To add, thinking a bit more about it: Designing formats to be understandable by future civilizations actually reduces to a surprising degree to the same set of problems which METI has to face. As in, sending signals designed to be intelligible to extraterrestrials - Carl Sagan's Contact, etc.

Even if you write an ASCII message directly to a tape, that data is obviously going to be encoded before being written to the tape, and you have no idea if anyone will be able to figure out that encoding in future. Trouble.

What makes this particularly pernicious is the fact that LTO nowadays is a proprietary format(!!). I believe the spec for the first generation or two of LTO might be available, but last I checked, it's been proprietary for some time. The spec is only available to the (very small) consortium of companies which make the drives and media. And the number of companies which make the drives is now... two, I think? (They're often rebadged.) Wouldn't surprise me to see it drop to one in the future.

This seems to make LTO a very untrustworthy format for archiving, which is deeply unfortunate.

The best format for archiving is many formats.

Make an LTO tape... But also make a Bluray... And also store it on some hard drives... And also upload it to a web archive...

The same for the actual file format... Upload PDF's... But also upload word documents.. And also ASCII...

And same for the location... Try to get diversity of continents... Diversity of geopolitics (ie. some in USA, some in Russia).
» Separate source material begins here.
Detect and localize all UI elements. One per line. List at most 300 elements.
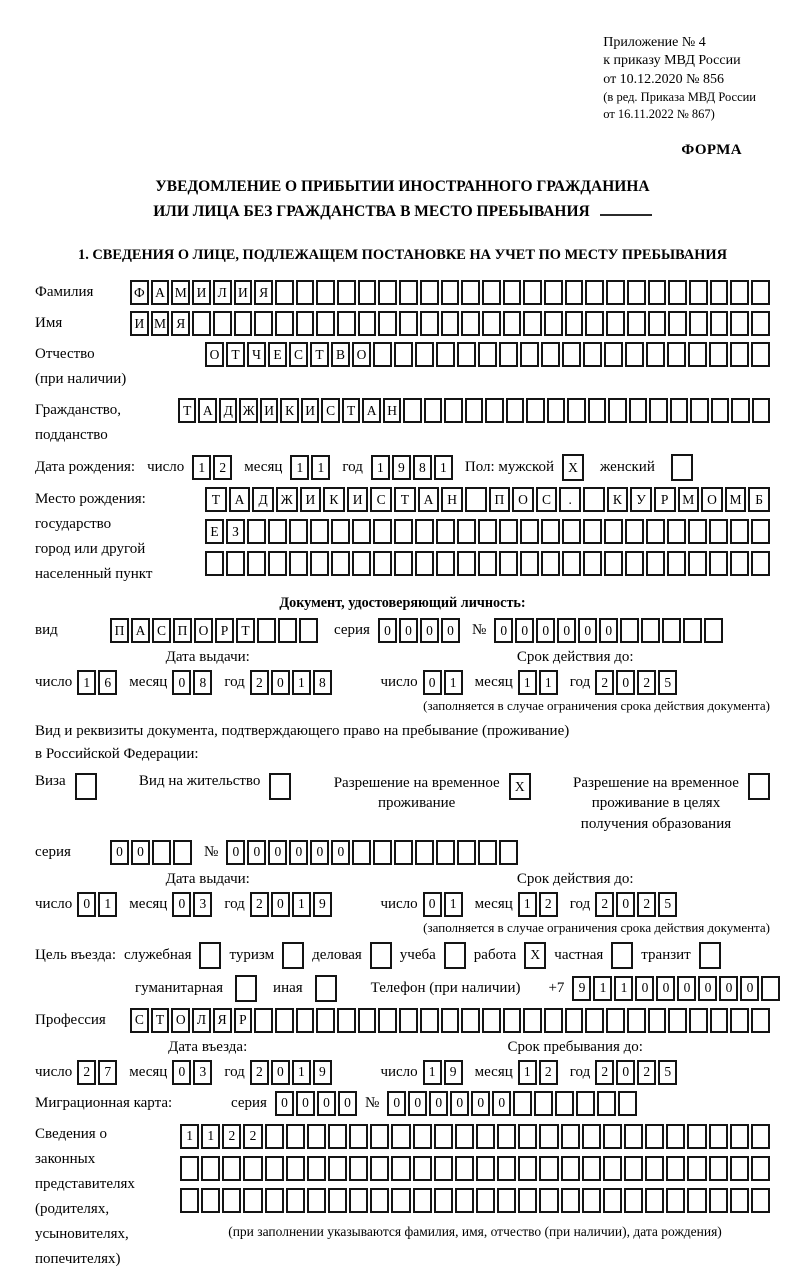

Diversity of custodians (friends, businesses, charities).

Even ASCII itself is a strange encoding that could be lost with enough time and need to be recovered through cryptographic analysis and signals processing. That doesn't look at all likely today given UTF-8's promised and mostly accomplished ubiquity and its permanent grandfathering of ASCII. But ASCII is still only one of a number of potential encoding schemes, isn't necessarily obvious from first principles.

Past generations thought EBCDIC would last longer than it did.

Again, not that there any indications now that ASCII won't survive nearly as long as the English language does at this point, just that when we're talking about sending signals to the future, even assuming ASCII encoding is an assumption to question.

  • Baby's first cryptographic analysis, sure. Mapping letters to bits is easy, and the 8 bit repeating pattern is also easy.

    The thing that might make it hard is if people have forgotten English itself, and in that case ASCII is one of the smallest barriers.

    EBCDIC would also be fine.

These things make more sense because LTO is used for backup, not archival. Companies don't want to be able to read the tape data in 50 years, they want to be able to read it tomorrow, after the entire business campus burns down.